Cindy Martinson said her daughter knew Dana was a drug dealer, but she was a drug addict and under Dana’s control.
A local judge released Mandy Martinson on her own recognizance after her arrest and she eventually sobered up and resumed a job as a dental hygienist for several months.
But at trial, it became clear Mandy Martinson would serve a long sentence, Cindy Martinson said. Dana testified against his girlfriend, saying she performed menial tasks, like counting money, helping his drug operation. He also testified one of the guns found in the raid belonged to him but said Mandy sometimes carried it.
Like the local judge, the federal judge, James E. Gritzner, acknowledged that Martinson posed little threat. But Gritzner said his hands were tied by sentencing guidelines.
He sentenced Mandy Martinson to 15 years in prison for drug and weapons charges. She had never been arrested for anything prior to that. Now 35, Martinson’s term is three years longer than Dana’s because he agreed to testify against her and others.
Julie Stewart, the president of Families Against Mandatory Minimums, said prisons are filled with inmates like Martinson. A former staffer at the libertarian Cato Institute, Stewart made sentencing reform her cause after her brother was arrested for growing marijuana and sentenced to a long mandatory sentence.
She said this is the most momentum she’s seen behind efforts to change sentencing laws.

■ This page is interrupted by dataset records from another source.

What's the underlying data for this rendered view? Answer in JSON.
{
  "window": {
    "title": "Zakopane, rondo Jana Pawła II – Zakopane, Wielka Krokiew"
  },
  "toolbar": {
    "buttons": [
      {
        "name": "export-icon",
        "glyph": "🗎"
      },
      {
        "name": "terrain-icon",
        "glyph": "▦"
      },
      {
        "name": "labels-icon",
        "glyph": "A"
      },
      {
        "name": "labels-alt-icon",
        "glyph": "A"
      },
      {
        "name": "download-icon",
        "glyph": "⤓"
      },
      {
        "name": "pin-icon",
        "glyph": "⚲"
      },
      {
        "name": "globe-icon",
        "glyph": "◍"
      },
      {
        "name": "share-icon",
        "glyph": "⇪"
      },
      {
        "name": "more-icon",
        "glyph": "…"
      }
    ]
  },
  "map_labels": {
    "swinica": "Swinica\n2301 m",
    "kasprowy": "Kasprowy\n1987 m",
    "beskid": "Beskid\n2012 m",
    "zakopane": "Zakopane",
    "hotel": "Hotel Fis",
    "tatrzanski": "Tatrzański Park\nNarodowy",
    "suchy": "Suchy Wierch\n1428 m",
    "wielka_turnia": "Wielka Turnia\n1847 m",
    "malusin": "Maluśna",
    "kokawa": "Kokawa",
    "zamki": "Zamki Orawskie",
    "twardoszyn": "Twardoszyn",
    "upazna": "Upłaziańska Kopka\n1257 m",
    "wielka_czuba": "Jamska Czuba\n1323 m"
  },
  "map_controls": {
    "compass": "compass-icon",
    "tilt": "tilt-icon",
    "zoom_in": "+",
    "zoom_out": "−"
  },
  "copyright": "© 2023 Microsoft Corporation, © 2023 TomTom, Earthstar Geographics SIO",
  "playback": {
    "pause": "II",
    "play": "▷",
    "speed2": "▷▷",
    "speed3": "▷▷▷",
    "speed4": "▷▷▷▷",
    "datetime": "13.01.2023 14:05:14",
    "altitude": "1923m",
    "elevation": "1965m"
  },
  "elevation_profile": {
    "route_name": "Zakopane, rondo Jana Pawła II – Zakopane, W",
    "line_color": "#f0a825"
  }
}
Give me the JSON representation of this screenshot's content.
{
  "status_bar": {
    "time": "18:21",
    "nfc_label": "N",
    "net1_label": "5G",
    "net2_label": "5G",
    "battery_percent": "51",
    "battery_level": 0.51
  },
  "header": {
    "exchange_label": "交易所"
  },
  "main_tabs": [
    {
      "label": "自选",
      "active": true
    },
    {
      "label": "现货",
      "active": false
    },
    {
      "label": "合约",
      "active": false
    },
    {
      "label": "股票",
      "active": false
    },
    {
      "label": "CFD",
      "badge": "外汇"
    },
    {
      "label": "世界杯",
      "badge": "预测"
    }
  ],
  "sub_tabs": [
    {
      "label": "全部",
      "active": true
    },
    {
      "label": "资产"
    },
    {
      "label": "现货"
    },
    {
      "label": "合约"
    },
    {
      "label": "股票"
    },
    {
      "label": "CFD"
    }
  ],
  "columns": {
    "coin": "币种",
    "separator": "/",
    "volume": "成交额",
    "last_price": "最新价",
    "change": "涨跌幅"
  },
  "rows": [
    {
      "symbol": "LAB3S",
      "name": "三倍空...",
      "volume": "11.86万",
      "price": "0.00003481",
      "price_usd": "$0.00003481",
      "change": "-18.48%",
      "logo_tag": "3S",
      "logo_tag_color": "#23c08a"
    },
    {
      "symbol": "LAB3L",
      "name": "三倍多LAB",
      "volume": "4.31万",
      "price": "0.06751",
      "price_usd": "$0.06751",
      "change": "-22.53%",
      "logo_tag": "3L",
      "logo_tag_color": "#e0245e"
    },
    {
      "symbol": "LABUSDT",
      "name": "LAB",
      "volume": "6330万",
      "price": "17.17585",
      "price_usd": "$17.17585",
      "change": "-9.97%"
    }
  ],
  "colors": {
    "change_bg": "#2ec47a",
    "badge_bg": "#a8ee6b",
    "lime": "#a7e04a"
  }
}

“Let’s put it this way: I’ve been doing this for 22 years and this is the first time since 1993 I have felt significant attention from Congress on this issue,” she said.

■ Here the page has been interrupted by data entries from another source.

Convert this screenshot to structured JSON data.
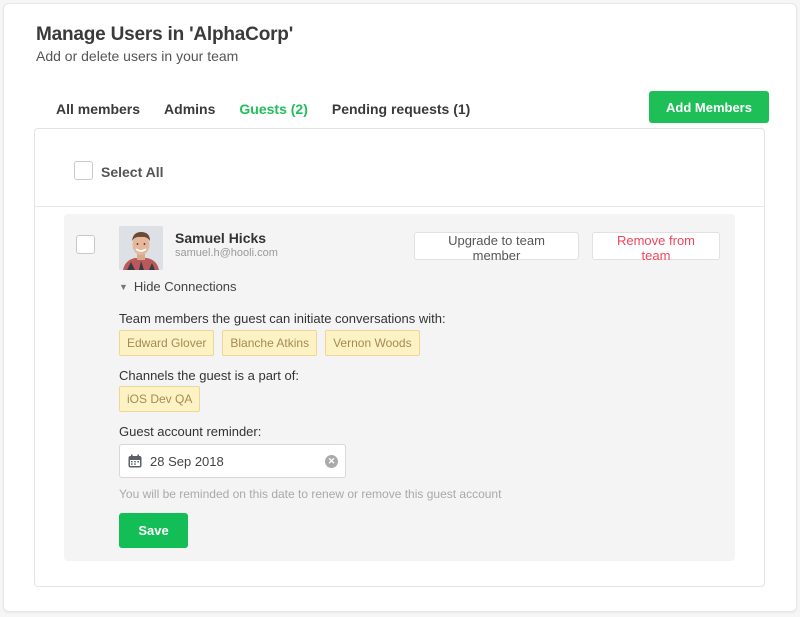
{
  "header": {
    "title": "Manage Users in 'AlphaCorp'",
    "subtitle": "Add or delete users in your team"
  },
  "tabs": [
    {
      "label": "All members",
      "active": false
    },
    {
      "label": "Admins",
      "active": false
    },
    {
      "label": "Guests (2)",
      "active": true
    },
    {
      "label": "Pending requests (1)",
      "active": false
    }
  ],
  "actions": {
    "add_members_label": "Add Members"
  },
  "list": {
    "select_all_label": "Select All",
    "select_all_checked": false
  },
  "user": {
    "name": "Samuel Hicks",
    "email": "samuel.h@hooli.com",
    "checked": false,
    "upgrade_label": "Upgrade to team member",
    "remove_label": "Remove from team",
    "toggle_icon": "triangle-down-icon",
    "toggle_label": "Hide Connections",
    "team_members_label": "Team members the guest can initiate conversations with:",
    "team_members": [
      "Edward Glover",
      "Blanche Atkins",
      "Vernon Woods"
    ],
    "channels_label": "Channels the guest is a part of:",
    "channels": [
      "iOS Dev QA"
    ],
    "reminder_label": "Guest account reminder:",
    "reminder_date": "28 Sep 2018",
    "reminder_hint": "You will be reminded on this date to renew or remove this guest account",
    "save_label": "Save"
  },
  "colors": {
    "accent_green": "#1dbf56",
    "danger_red": "#f0465a",
    "chip_bg": "#fdf2c4",
    "chip_text": "#a68a55"
  }
}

“There’s a new era of bipartisanship on this issue,” said Rep. Jason Chaffetz, another champion of conservative groups and a leader on the issue in the Republican-held House.
Chaffetz, R-Utah, introduced a bill in the House that is co-sponsored by several Democrats. It would put in place a post-sentencing “risk assessment system” allowing some prisoners to earn credits toward different living arrangements, such as a halfway house or house arrest.
“There are smarter, cheaper ways to deal with this than what we’ve been doing,” he said. “And we have no choice,” because of costs.
Leahy and Paul’s bill in the Senate would expand a “safety valve” provision, which currently allows a small number of low-level federal drug offenders to avoid mandatory minimum penalties, to all federal crimes with mandatory minimum sentences if certain conditions were met.
Durbin and Lee’s bill would expand the “safety valve” to more drug offenses, but not all federal crimes with mandatory minimum sentences.